Theatres are often, and usually in an unspoken way, reluctant to do honest-to-goodness new work. That is, unless it is a world premiere. It seems preferable to find a piece that has some legs, but is still under the national radar. Proven enough, but not something everyone else has had a crack at yet.

The problem here is, there is no name for this kind of work. Could we call it "new-ish?"

As I've progressed as a playwright, I have formed my own theory on the definition of what constitutes a "new play." It is new, or in-progress/development, as long as the original creator(s) of the piece are still working on it.

Poet Paul Valéry famously said "a poem is never finished, only abandoned." This is how I regard plays. Only when they are released into the world, outside the involvement (and protection) or the original creators, only then is it no longer "new." This includes publication. If a play is published or otherwise available in the marketplace for anyone, anywhere to produce, then it is no longer new.

This does not preclude the playwright from still working on the piece, it only acts as the dividing line representing when a play is no longer "new."

A play is, like a poem, never finished. I think sometimes theatre artists are too quick to move on from one project to the next. We enjoy our gypsy encounters. But sticking with something over a long time can be beneficial.
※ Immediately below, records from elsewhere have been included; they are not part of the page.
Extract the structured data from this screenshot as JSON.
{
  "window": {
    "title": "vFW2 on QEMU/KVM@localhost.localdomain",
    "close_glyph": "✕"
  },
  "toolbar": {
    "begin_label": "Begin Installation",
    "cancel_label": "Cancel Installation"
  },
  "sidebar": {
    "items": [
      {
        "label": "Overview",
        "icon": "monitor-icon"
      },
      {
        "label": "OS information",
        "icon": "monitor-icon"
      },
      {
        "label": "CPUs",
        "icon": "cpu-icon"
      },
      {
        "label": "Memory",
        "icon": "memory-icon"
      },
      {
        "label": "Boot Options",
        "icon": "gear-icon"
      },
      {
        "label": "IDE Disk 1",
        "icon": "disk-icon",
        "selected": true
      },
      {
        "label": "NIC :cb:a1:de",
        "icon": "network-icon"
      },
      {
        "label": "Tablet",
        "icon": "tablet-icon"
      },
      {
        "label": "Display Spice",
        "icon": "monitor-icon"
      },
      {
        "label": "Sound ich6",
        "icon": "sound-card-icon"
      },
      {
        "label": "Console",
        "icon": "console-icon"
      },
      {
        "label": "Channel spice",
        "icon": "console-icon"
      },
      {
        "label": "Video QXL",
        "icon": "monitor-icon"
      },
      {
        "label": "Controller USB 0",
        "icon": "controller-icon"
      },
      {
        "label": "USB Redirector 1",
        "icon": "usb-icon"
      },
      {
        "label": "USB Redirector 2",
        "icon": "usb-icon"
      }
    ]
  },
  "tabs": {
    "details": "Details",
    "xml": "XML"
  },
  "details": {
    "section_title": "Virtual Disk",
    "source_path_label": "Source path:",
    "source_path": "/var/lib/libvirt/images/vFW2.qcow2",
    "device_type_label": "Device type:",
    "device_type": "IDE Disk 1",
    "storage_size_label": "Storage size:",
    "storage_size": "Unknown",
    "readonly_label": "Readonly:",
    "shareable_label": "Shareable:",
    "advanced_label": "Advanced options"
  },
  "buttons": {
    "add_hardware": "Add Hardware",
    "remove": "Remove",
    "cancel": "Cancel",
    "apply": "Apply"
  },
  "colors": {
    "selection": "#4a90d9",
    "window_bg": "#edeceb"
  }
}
It can't indefinitely stay new, but it also doesn't necessarily need to be pushed out into the world too quickly. I profited hugely by taking my solo show CHOP around to various festivals and playing before different audiences over a two year span.

There is an anecdote about the director Peter Brook (one of my long distant mentors). Directors usually leave the production process after a play hits opening night. Not Brook. He watches it and continues to work on it well into the run.
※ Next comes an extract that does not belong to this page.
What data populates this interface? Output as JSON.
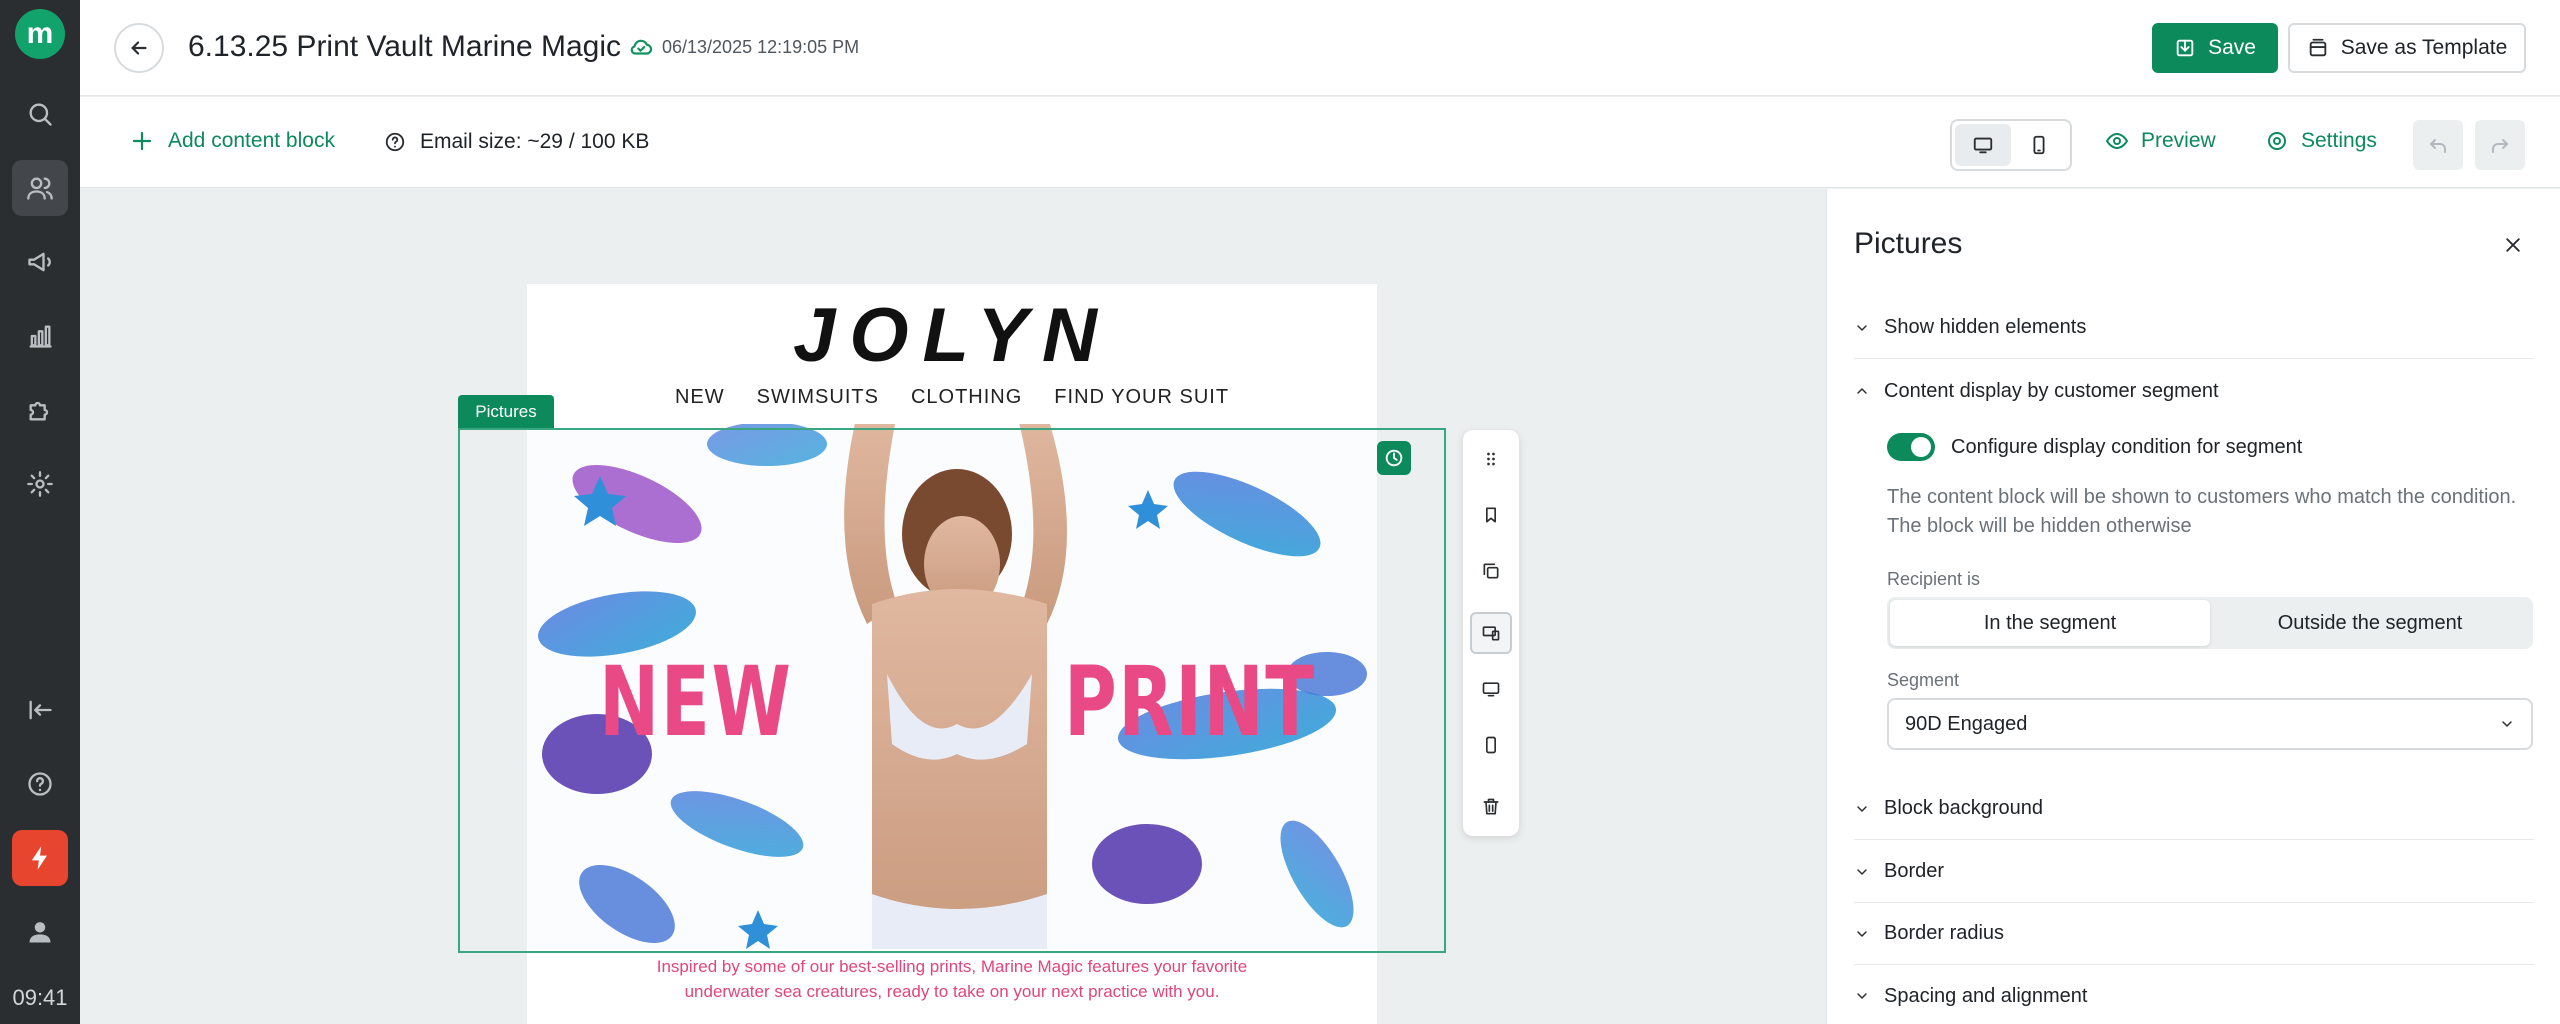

He rehearsed a scene from his production CONFERENCE OF THE BIRDS on the day of the final performance in Paris. The play had had a lengthy run. Asked why he was rehearsing on the final day of the run, he replied, "There's no reason that tonight's audience should be denied a potential improvement."

I love that.

Brook knows there's always room for improvement and, though it is the goal to strive towards, perfection is impossible.That's how it is. Theatre is ephemeral, perishible, but that is where it draws its strength from. It isn't set. You can keep going back to the theatre. It is the only form of artistic expression that can be changed at any time.

I conclude with another Paul Valéry quote. Here he is explaining the thought behind his "never finished..." saying: 
In the eyes of those who anxiously seek perfection, a work is never truly completed - a word that for them has no sense - but abandoned; and this abandonment, of the book to the fire or to the public, whether due to weariness or to the need to deliver it for publication, is a sort of accident,  compared to the letting-go of an idea that has become so tiring or annoying that one has lost all interest in it.